Unfortunately the 2013 excavation season is fully booked, but excavations will be continuing in 2014. For those who are interested in excavating here next year, applications open on the website on 1 November 2013, and it is advised that you apply quickly – all places were full within an hour for this year’s dig! Minimum age is 16 and under-18s must be accompanied by an adult. No previous experience is necessary.
This year’s excavations at Vindolanda see the start of a new 5-year excavation programme. The ‘frontiers in transition’ archaeological research project covers three centuries of occupation at the site and examines how the earliest 1st-century ‘conquest’ period of Vindolanda changed into a series of successive new frontiers: the Stanegate road followed by Hadrian’s Wall. The project also considers the frontier in its most settled period of the 3rd century and examines in detail the wider societal conditions of a frontier community in this period. Visitors are welcome to observe excavations at any time.

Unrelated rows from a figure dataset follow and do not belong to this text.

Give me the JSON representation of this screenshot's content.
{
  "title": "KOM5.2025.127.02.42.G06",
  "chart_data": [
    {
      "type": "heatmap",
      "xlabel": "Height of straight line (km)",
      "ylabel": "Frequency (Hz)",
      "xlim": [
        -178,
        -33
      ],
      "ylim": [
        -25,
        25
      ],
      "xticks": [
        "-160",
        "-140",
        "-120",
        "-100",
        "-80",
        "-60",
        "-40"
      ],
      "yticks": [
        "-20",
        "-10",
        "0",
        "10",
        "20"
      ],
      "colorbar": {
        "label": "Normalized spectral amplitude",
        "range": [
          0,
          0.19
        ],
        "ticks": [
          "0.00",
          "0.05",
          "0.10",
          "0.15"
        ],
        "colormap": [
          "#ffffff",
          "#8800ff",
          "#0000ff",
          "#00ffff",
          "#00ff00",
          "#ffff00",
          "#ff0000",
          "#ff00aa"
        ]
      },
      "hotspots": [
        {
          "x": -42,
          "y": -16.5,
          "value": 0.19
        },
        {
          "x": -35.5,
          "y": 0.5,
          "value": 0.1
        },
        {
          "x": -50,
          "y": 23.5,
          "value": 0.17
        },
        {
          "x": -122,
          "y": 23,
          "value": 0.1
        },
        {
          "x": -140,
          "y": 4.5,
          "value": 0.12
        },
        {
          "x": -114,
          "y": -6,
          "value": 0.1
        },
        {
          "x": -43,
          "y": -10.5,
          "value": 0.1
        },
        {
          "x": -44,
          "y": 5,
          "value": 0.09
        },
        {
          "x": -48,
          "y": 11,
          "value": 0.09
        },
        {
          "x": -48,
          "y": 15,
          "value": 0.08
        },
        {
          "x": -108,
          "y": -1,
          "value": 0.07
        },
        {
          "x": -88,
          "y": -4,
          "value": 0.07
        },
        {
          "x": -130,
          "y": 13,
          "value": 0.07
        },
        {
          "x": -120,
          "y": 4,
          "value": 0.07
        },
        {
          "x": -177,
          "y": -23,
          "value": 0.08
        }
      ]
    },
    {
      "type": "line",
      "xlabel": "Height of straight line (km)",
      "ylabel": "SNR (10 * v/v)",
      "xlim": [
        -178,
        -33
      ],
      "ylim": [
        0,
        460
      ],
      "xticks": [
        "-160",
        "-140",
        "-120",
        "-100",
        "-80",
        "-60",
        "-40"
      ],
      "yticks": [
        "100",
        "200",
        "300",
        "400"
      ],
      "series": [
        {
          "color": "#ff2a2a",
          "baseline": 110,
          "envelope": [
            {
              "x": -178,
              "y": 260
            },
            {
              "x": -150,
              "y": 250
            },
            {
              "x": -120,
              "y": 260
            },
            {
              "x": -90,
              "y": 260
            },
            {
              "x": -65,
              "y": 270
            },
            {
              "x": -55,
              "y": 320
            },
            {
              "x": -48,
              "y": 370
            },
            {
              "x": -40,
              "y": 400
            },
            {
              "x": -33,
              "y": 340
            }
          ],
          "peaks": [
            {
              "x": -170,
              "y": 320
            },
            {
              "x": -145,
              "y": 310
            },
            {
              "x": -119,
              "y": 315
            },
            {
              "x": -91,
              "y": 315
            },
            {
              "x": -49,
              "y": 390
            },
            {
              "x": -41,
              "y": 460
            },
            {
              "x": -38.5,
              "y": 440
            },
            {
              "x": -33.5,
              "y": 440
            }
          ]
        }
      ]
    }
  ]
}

REALLY GOOD, WELCOMING, INTERESTING SITE
Really historically significant and impressive site, with lots to be found. beginner’s very welcome. site leaders are welcoming and know the site very thoroughly. £50 for 2 weeks – very good value.
RECOMMENDATIONS
Would you recommend it? Yes
What is your top bit of advice? Pack for all weather!! The nearest Youth Hostel and B&B within walking distance that they recommend are ok, but not great: there are some nicer B&Bs, and campsites around apparently if you have a car and don’t mind driving a short distance.
VISITING VINDOLANDA
Vindolanda, otherwise known as Chesterholm, is one of the forts that is not on Hadrian’s Wall itself, but which lies in the valley behind it where the main Roman road known as the Stanegate runs. It is today best known for the remarkable wooden writing tablets that have been discovered there.

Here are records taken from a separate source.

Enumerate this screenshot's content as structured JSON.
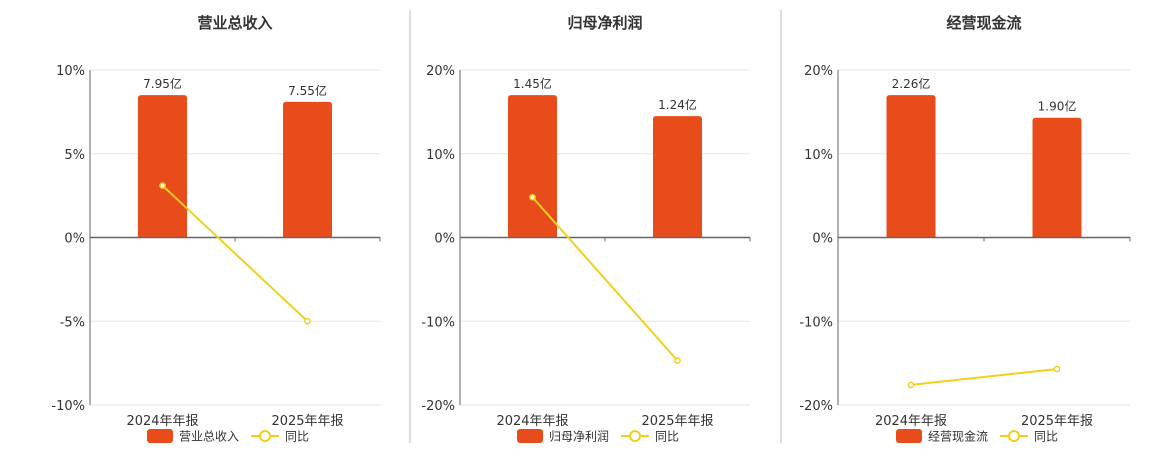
{
  "colors": {
    "bar": "#e84c1a",
    "line": "#f2cf1d",
    "axis": "#666666",
    "grid": "#e6e6e6",
    "divider": "#bbbbbb",
    "text": "#333333"
  },
  "legend_line_label": "同比",
  "chart_data": [
    {
      "type": "bar",
      "title": "营业总收入",
      "categories": [
        "2024年年报",
        "2025年年报"
      ],
      "series": [
        {
          "name": "营业总收入",
          "type": "bar",
          "values": [
            8.5,
            8.1
          ],
          "labels": [
            "7.95亿",
            "7.55亿"
          ]
        },
        {
          "name": "同比",
          "type": "line",
          "values": [
            3.1,
            -5.0
          ]
        }
      ],
      "yticks": [
        "10%",
        "5%",
        "0%",
        "-5%",
        "-10%"
      ],
      "ylim": [
        -10,
        10
      ]
    },
    {
      "type": "bar",
      "title": "归母净利润",
      "categories": [
        "2024年年报",
        "2025年年报"
      ],
      "series": [
        {
          "name": "归母净利润",
          "type": "bar",
          "values": [
            17.0,
            14.5
          ],
          "labels": [
            "1.45亿",
            "1.24亿"
          ]
        },
        {
          "name": "同比",
          "type": "line",
          "values": [
            4.8,
            -14.7
          ]
        }
      ],
      "yticks": [
        "20%",
        "10%",
        "0%",
        "-10%",
        "-20%"
      ],
      "ylim": [
        -20,
        20
      ]
    },
    {
      "type": "bar",
      "title": "经营现金流",
      "categories": [
        "2024年年报",
        "2025年年报"
      ],
      "series": [
        {
          "name": "经营现金流",
          "type": "bar",
          "values": [
            17.0,
            14.3
          ],
          "labels": [
            "2.26亿",
            "1.90亿"
          ]
        },
        {
          "name": "同比",
          "type": "line",
          "values": [
            -17.6,
            -15.7
          ]
        }
      ],
      "yticks": [
        "20%",
        "10%",
        "0%",
        "-10%",
        "-20%"
      ],
      "ylim": [
        -20,
        20
      ]
    }
  ]
}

Vindolanda is not owned or run by English Heritage but by the Vindolanda Trust and the remarkable Birley family. In the 1930s, Chesterholm and the adjacent fort was owned by Eric Birley who subsequently became Professor of Archaeology at Durham and one of the leading archaeologists on the Wall. Ownership then passed to a Trust but work was continued by his two sons Robin and Tony. It was Robin who made the remarkable discovery of wooden writing tablets, preserved deep down in waterlogged deposits in abandoned early forts, dating to the early years of the second century AD, before Hadrian’s Wall itself was built. These were subsequently sold to the British Museum in order to pay for the excavations, but replicas can be seen in the site museum.
Vindolanda is remarkable in that not only can the fort itself be seen but also the very extensive vicus, or civilian settlement – the most extensive vicus building to be seen in this country. The site today is approached through the new car park which leads in to the vicus. The vicus itself is laid out at an angle to the main stone fort, but this is because it was aligned on an earlier timber fort that has now vanished. Note that most of the buildings are strip buildings, long narrow buildings, end onto the road, where the front part facing the road would have been a shop, and the rear part workrooms and living accommodation. To one side of the vicus a short modern replica of Hadrian’s Wall has been constructed.
In the fort itself most of the walls have been uncovered and also the headquarters building at the centre. To one (eastern) side the commanding officer’s house has now been uncovered with a small possible Christian church constructed in the courtyard in the sub-Roman period. On the western side, adjacent to the vicus, current (2009) excavations are revealing the granaries.
Two bath houses are known, the original one in the vicus and a recently discovered one outside the southern gate.
Beyond the fort (on the opposite side to the vicus) a steep path leads down to Chesterholm, the original house, now a museum and work rooms, a good shop and luscious tea rooms. In the gardens of the house are some reconstructed buildings including a temple and a sculpture gallery. The original car park, still available for the disabled, lies beyond the house.